If the film was smarter or more successful at what it’s trying to do, I think there’s merit in telling the story of someone who gets into espionage as someone capable of great mental feats but who has no idea what the cost is to someone’s soul to do this sort of work well. They pay lip service to the idea of Jack Ryan being so freaked out by what he had to do that he almost gives up the game right away, but when push comes to serve, Ryan turns into the same sort of generic superhero that we get from all mainstream action films at this point. He isn’t just smart, he’s also able to run, jump, punch, drive, and kill better than anyone else, and he solves more problems with punches than with actual clever solutions. For an analyst, a surprising amount of his work seems to hinge on how he handles himself in a fight.

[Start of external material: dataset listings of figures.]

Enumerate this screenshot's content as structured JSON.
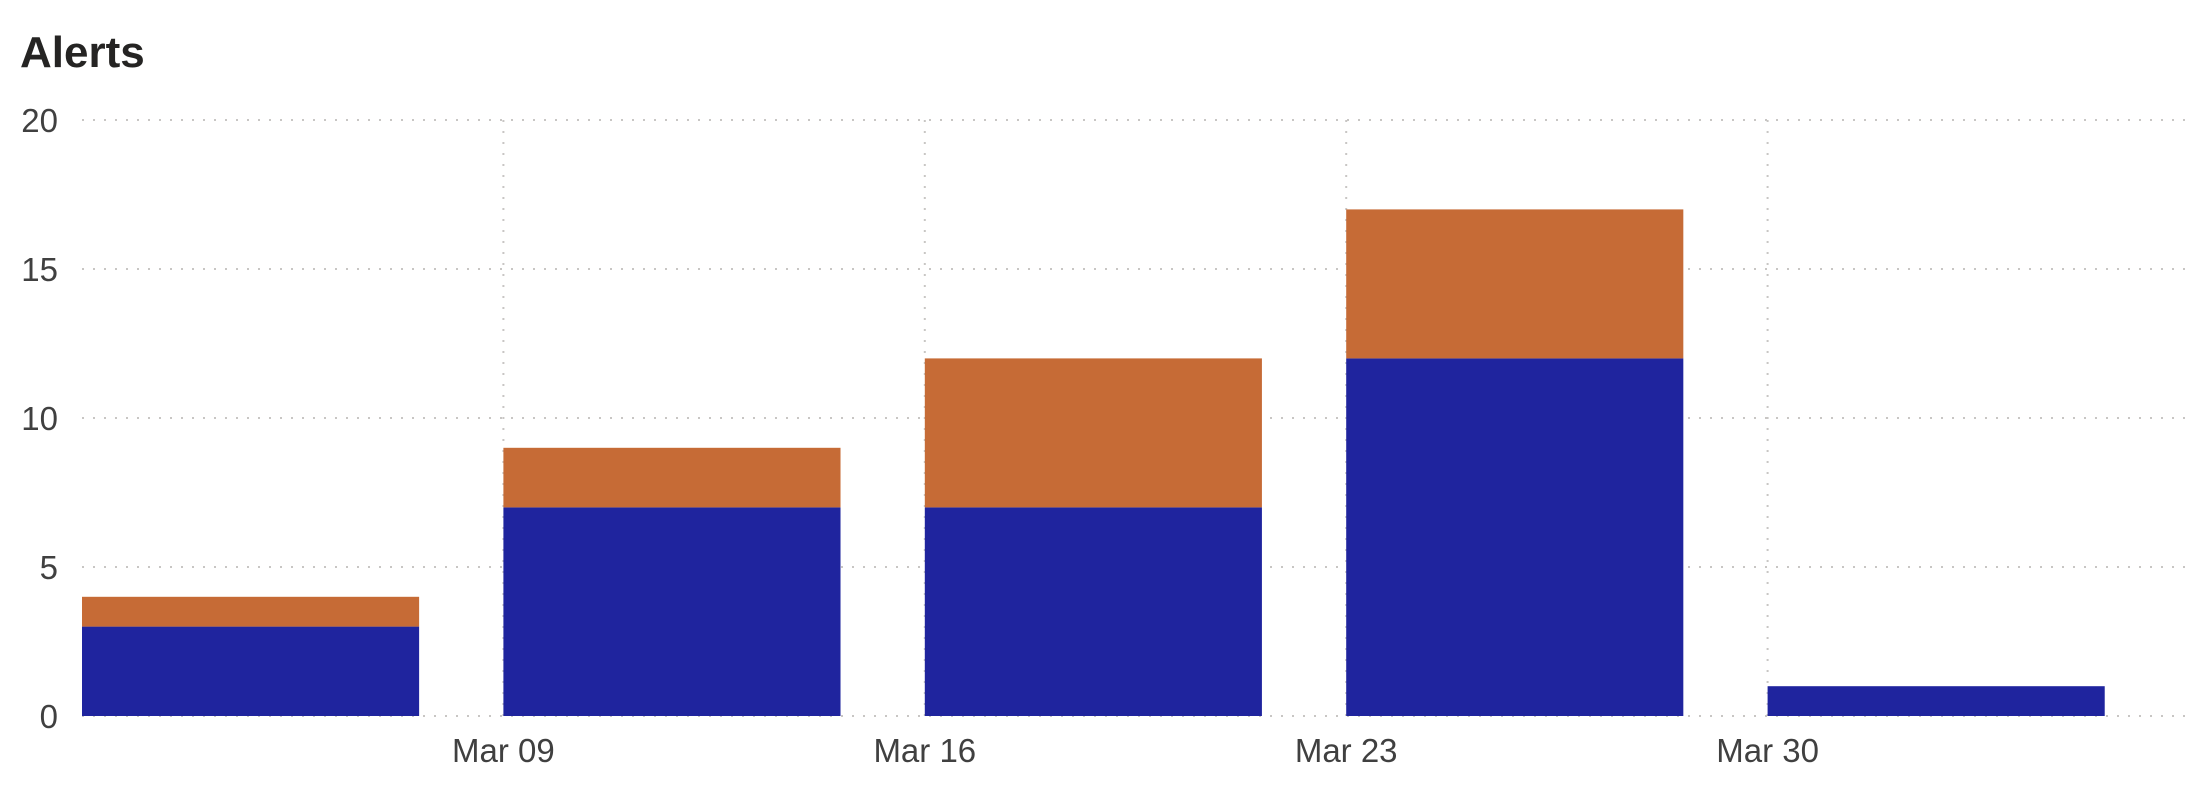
{
  "widget": {
    "title": "Alerts"
  },
  "chart_data": {
    "type": "bar",
    "stacked": true,
    "title": "Alerts",
    "xlabel": "",
    "ylabel": "",
    "x_axis": "date",
    "bins": [
      {
        "start": "2025-03-02",
        "end": "2025-03-09",
        "label": ""
      },
      {
        "start": "2025-03-09",
        "end": "2025-03-16",
        "label": "Mar 09"
      },
      {
        "start": "2025-03-16",
        "end": "2025-03-23",
        "label": "Mar 16"
      },
      {
        "start": "2025-03-23",
        "end": "2025-03-30",
        "label": "Mar 23"
      },
      {
        "start": "2025-03-30",
        "end": "2025-04-06",
        "label": "Mar 30"
      }
    ],
    "x_ticks": [
      "Mar 09",
      "Mar 16",
      "Mar 23",
      "Mar 30"
    ],
    "series": [
      {
        "color": "#1f249e",
        "values": [
          3,
          7,
          7,
          12,
          1
        ]
      },
      {
        "color": "#c66b36",
        "values": [
          1,
          2,
          5,
          5,
          0
        ]
      }
    ],
    "ylim": [
      0,
      20
    ],
    "y_ticks": [
      0,
      5,
      10,
      15,
      20
    ],
    "grid": true,
    "legend": "none"
  }
}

The thing that really pushes the film completely off the rails is the big reveal about the nature of the plot that was hatched by Cherevin, and the way the third act unfolds is eye-rollingly silly. It also doesn’t feel like it’s anchored to the real geopolitical landscape, which has always been a big part of the appeal of the Ryan stories. I get that this version of Jack Ryan is taking place present day, but Cherevin and his plan feels mired in a mid-’80s idea of who the Russians are and what drives them. I don’t buy any of it, and since Branagh’s not particularly good at staging action, it is particularly deadly when the film stops even trying to be about ideas and just devolves in to a run-punch-shoot action movie.
This couldn’t have been a cheap film, but it feels like one in a lot of ways, and the photography by Haris Zambarloukas is generically slick, pretty but not really serving the storytelling at all. I have to put that on Branagh, who seems to me to be a guy who seems like the wrong fit for this on every level. Chris Pine is also not done any favors by the casting. I like Pine, but I don’t think he’s the right fit for this particular character. He doesn’t strike me as a guy who is smarter than everyone in the room, able to make leaps of perception that make him invaluable as an analyst. I suspect that Pine’s a guy like James Marsden, someone who Hollywood is going to want to turn into a big mainstream leading man but who is actually much stranger than that.
Is “Jack Ryan: Shadow Recruit” terrible? Nope. But there’s nothing about it that sticks, and I have to assume this is going to be one of those franchise one-offs, an attempt to launch something that no one wants and that no one will remember a year from now. Tom Clancy passed away last year, and based on the evidence of this film, Jack Ryan will be joining him in the great beyond very soon.
“Jack Ryan: Shadow Recruit” opens in theaters everywhere tomorrow.